Last surf session of the season


I have been meaning to post this for a few weeks now but the weather here on the East Coast has been so unseasonably warm that I kept thinking that there would be a chance that I could make it out to surf again.  But, looking back, I am kind of glad that my session in the water a couple of weeks ago was my last for the season. I had a lot of fun. It was a good way end to my first few months of surfing.

A week or so before Thanksgiving, Ed and I went out to Rockaway with a friend - someone we met while in Costa Rica and who we have since become friends with. That morning, I was a bit reluctant to go out.  It had been a little while since I last surfed and I think that I was anxious and nervous and excited all rolled into one. You know that feeling you get sometimes when you don't do something for a while? You begin to think that you can't do it? That's what I was feeling and I was starting to get into my head too much.

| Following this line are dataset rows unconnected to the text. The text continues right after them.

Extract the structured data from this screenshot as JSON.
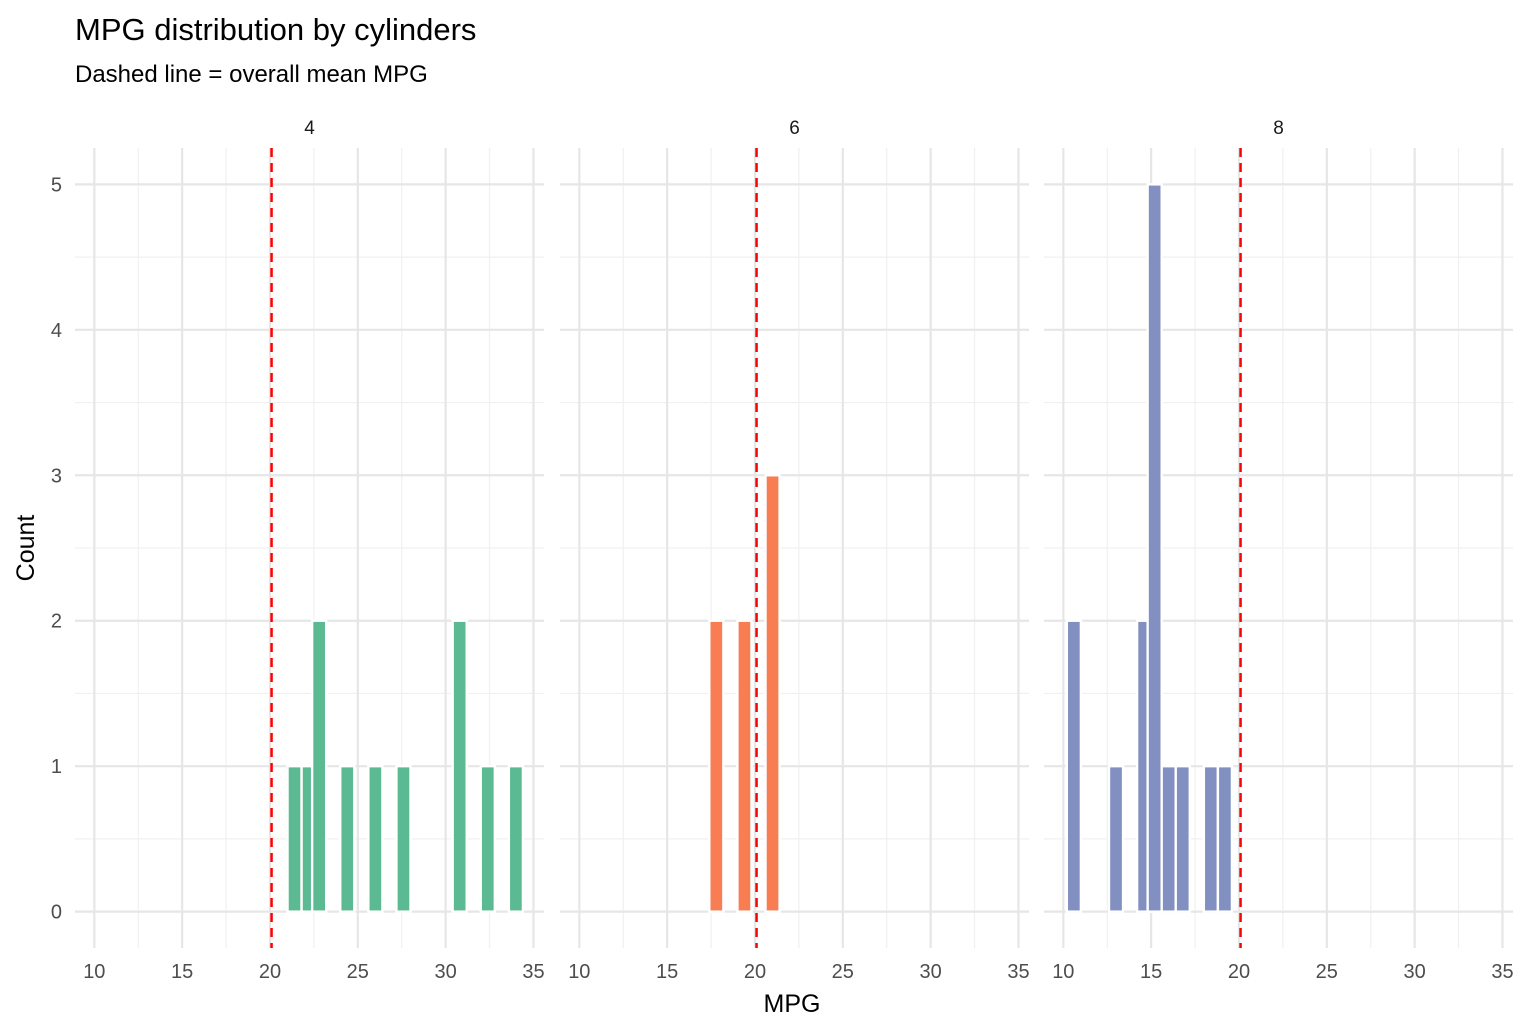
{
  "chart_data": {
    "type": "bar",
    "title": "MPG distribution by cylinders",
    "subtitle": "Dashed line = overall mean MPG",
    "xlabel": "MPG",
    "ylabel": "Count",
    "xlim": [
      8.9,
      35.6
    ],
    "ylim": [
      -0.25,
      5.25
    ],
    "x_ticks": [
      "10",
      "15",
      "20",
      "25",
      "30",
      "35"
    ],
    "y_ticks": [
      "0",
      "1",
      "2",
      "3",
      "4",
      "5"
    ],
    "mean_mpg": 20.09,
    "bin_width": 0.8,
    "grid": true,
    "panels": [
      {
        "label": "4",
        "color": "#5BBA91",
        "bars": [
          {
            "x": 21.4,
            "count": 1
          },
          {
            "x": 22.2,
            "count": 1
          },
          {
            "x": 22.8,
            "count": 2
          },
          {
            "x": 24.4,
            "count": 1
          },
          {
            "x": 26.0,
            "count": 1
          },
          {
            "x": 27.6,
            "count": 1
          },
          {
            "x": 30.8,
            "count": 2
          },
          {
            "x": 32.4,
            "count": 1
          },
          {
            "x": 34.0,
            "count": 1
          }
        ]
      },
      {
        "label": "6",
        "color": "#F97D52",
        "bars": [
          {
            "x": 17.8,
            "count": 2
          },
          {
            "x": 19.4,
            "count": 2
          },
          {
            "x": 21.0,
            "count": 3
          }
        ]
      },
      {
        "label": "8",
        "color": "#8190C0",
        "bars": [
          {
            "x": 10.6,
            "count": 2
          },
          {
            "x": 13.0,
            "count": 1
          },
          {
            "x": 14.6,
            "count": 2
          },
          {
            "x": 15.2,
            "count": 5
          },
          {
            "x": 16.0,
            "count": 1
          },
          {
            "x": 16.8,
            "count": 1
          },
          {
            "x": 18.4,
            "count": 1
          },
          {
            "x": 19.2,
            "count": 1
          }
        ]
      }
    ]
  }
}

It was a beautiful day. Crisp blue skies. Low 60s. Light wind. And there were waves. Nothing huge but some decent waves coming in with some regular frequency and shape. The waves weren't crumbling or breaking too fast. The only problem was the water temperature. It was probably in the mid-50 degree range - not freezing and comfortable with my wetsuit on. But, since I don't own gloves or booties, my hands and feet got cold quickly so that when I caught a wave, I had a hard time gripping my board and adjusting my stance. As much as I tried and stared at my foot to will it to move, I couldn't square off my stance.

I had a lot of fun out in the water. My goal for the day was just to work on my positioning out the back - not too deep and not to shallow - and just catch some waves. If I stood up and rode the wave, great but I really wanted to deal with the issue I had been having the last couple of times that I had been out surfing. Namely, my constant nosedives and inability to catch any waves. During our morning out in the water, I felt like I was finally starting to get a feel for surfing at Rockaway, a better sense of where I needed to sit and what the waves needed to look like when I try to catch it. There were no nosedives!! Not only that, but I felt like I caught four to five decent waves - which is a lot for me!

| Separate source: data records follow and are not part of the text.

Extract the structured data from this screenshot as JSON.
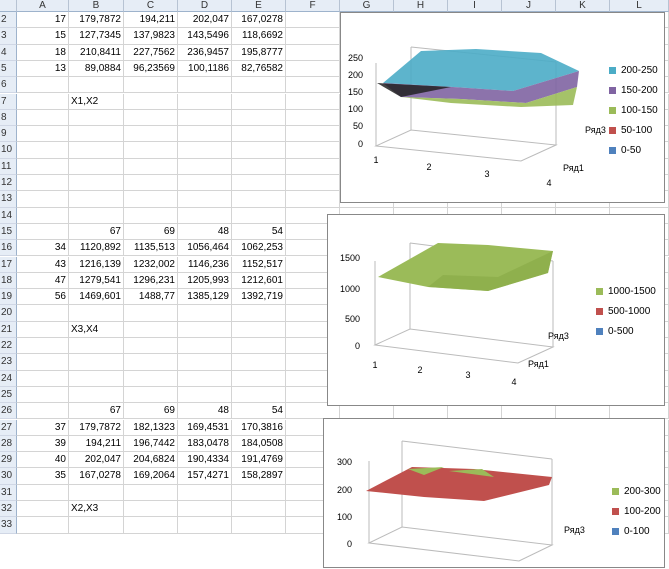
{
  "columns": [
    "A",
    "B",
    "C",
    "D",
    "E",
    "F",
    "G",
    "H",
    "I",
    "J",
    "K",
    "L"
  ],
  "rows": [
    {
      "n": "2",
      "c": [
        "17",
        "179,7872",
        "194,211",
        "202,047",
        "167,0278"
      ]
    },
    {
      "n": "3",
      "c": [
        "15",
        "127,7345",
        "137,9823",
        "143,5496",
        "118,6692"
      ]
    },
    {
      "n": "4",
      "c": [
        "18",
        "210,8411",
        "227,7562",
        "236,9457",
        "195,8777"
      ]
    },
    {
      "n": "5",
      "c": [
        "13",
        "89,0884",
        "96,23569",
        "100,1186",
        "82,76582"
      ]
    },
    {
      "n": "6",
      "c": [
        "",
        "",
        "",
        "",
        ""
      ]
    },
    {
      "n": "7",
      "c": [
        "",
        "X1,X2",
        "",
        "",
        ""
      ]
    },
    {
      "n": "8",
      "c": [
        "",
        "",
        "",
        "",
        ""
      ]
    },
    {
      "n": "9",
      "c": [
        "",
        "",
        "",
        "",
        ""
      ]
    },
    {
      "n": "10",
      "c": [
        "",
        "",
        "",
        "",
        ""
      ]
    },
    {
      "n": "11",
      "c": [
        "",
        "",
        "",
        "",
        ""
      ]
    },
    {
      "n": "12",
      "c": [
        "",
        "",
        "",
        "",
        ""
      ]
    },
    {
      "n": "13",
      "c": [
        "",
        "",
        "",
        "",
        ""
      ]
    },
    {
      "n": "14",
      "c": [
        "",
        "",
        "",
        "",
        ""
      ]
    },
    {
      "n": "15",
      "c": [
        "",
        "67",
        "69",
        "48",
        "54"
      ]
    },
    {
      "n": "16",
      "c": [
        "34",
        "1120,892",
        "1135,513",
        "1056,464",
        "1062,253"
      ]
    },
    {
      "n": "17",
      "c": [
        "43",
        "1216,139",
        "1232,002",
        "1146,236",
        "1152,517"
      ]
    },
    {
      "n": "18",
      "c": [
        "47",
        "1279,541",
        "1296,231",
        "1205,993",
        "1212,601"
      ]
    },
    {
      "n": "19",
      "c": [
        "56",
        "1469,601",
        "1488,77",
        "1385,129",
        "1392,719"
      ]
    },
    {
      "n": "20",
      "c": [
        "",
        "",
        "",
        "",
        ""
      ]
    },
    {
      "n": "21",
      "c": [
        "",
        "X3,X4",
        "",
        "",
        ""
      ]
    },
    {
      "n": "22",
      "c": [
        "",
        "",
        "",
        "",
        ""
      ]
    },
    {
      "n": "23",
      "c": [
        "",
        "",
        "",
        "",
        ""
      ]
    },
    {
      "n": "24",
      "c": [
        "",
        "",
        "",
        "",
        ""
      ]
    },
    {
      "n": "25",
      "c": [
        "",
        "",
        "",
        "",
        ""
      ]
    },
    {
      "n": "26",
      "c": [
        "",
        "67",
        "69",
        "48",
        "54"
      ]
    },
    {
      "n": "27",
      "c": [
        "37",
        "179,7872",
        "182,1323",
        "169,4531",
        "170,3816"
      ]
    },
    {
      "n": "28",
      "c": [
        "39",
        "194,211",
        "196,7442",
        "183,0478",
        "184,0508"
      ]
    },
    {
      "n": "29",
      "c": [
        "40",
        "202,047",
        "204,6824",
        "190,4334",
        "191,4769"
      ]
    },
    {
      "n": "30",
      "c": [
        "35",
        "167,0278",
        "169,2064",
        "157,4271",
        "158,2897"
      ]
    },
    {
      "n": "31",
      "c": [
        "",
        "",
        "",
        "",
        ""
      ]
    },
    {
      "n": "32",
      "c": [
        "",
        "X2,X3",
        "",
        "",
        ""
      ]
    },
    {
      "n": "33",
      "c": [
        "",
        "",
        "",
        "",
        ""
      ]
    }
  ],
  "charts": [
    {
      "z_ticks": [
        "250",
        "200",
        "150",
        "100",
        "50",
        "0"
      ],
      "x_ticks": [
        "1",
        "2",
        "3",
        "4"
      ],
      "depth_labels": [
        "Ряд3",
        "Ряд1"
      ],
      "legend": [
        {
          "label": "200-250",
          "color": "#4bacc6"
        },
        {
          "label": "150-200",
          "color": "#8064a2"
        },
        {
          "label": "100-150",
          "color": "#9bbb59"
        },
        {
          "label": "50-100",
          "color": "#c0504d"
        },
        {
          "label": "0-50",
          "color": "#4f81bd"
        }
      ]
    },
    {
      "z_ticks": [
        "1500",
        "1000",
        "500",
        "0"
      ],
      "x_ticks": [
        "1",
        "2",
        "3",
        "4"
      ],
      "depth_labels": [
        "Ряд3",
        "Ряд1"
      ],
      "legend": [
        {
          "label": "1000-1500",
          "color": "#9bbb59"
        },
        {
          "label": "500-1000",
          "color": "#c0504d"
        },
        {
          "label": "0-500",
          "color": "#4f81bd"
        }
      ]
    },
    {
      "z_ticks": [
        "300",
        "200",
        "100",
        "0"
      ],
      "x_ticks": [],
      "depth_labels": [
        "Ряд3"
      ],
      "legend": [
        {
          "label": "200-300",
          "color": "#9bbb59"
        },
        {
          "label": "100-200",
          "color": "#c0504d"
        },
        {
          "label": "0-100",
          "color": "#4f81bd"
        }
      ]
    }
  ]
}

I think that by tempering my expectations, I was able to have more fun. There was just one thing that I wanted to work on that morning but, in the end, the rest kind of just fell together by itself. I wasn't expecting to catch a ton of waves and to pop up and ride them all beautifully. I think that by removing that pressure, I was able to relax more and just enjoy being out there. I think that that's something that I often forget about. I can get so focused on how I perform and what I can or cannot do that I often don't take the time to appreciate the moment before me - the beauty of being out on the ocean, the gorgeous day, the time with family and friends.

There was this one surfer out that day who I couldn't stop watching. He moved so smoothly, paddling and catching a wave, standing up and riding across its face. It looked almost like he was moving in slow motion, making everything look so effortless. There were a couple of times when I was sitting off the shoulder of a wave.  I would watch him as he caught the wave and start to move towards me. The lip of the wave would just start to curl over and it almost looks like he's in a barrel, albeit a minuscule one where he's literally squatting down on his board to get as compact as possible. But it was beautiful. I want to be able to surf with such grace and effortlessness.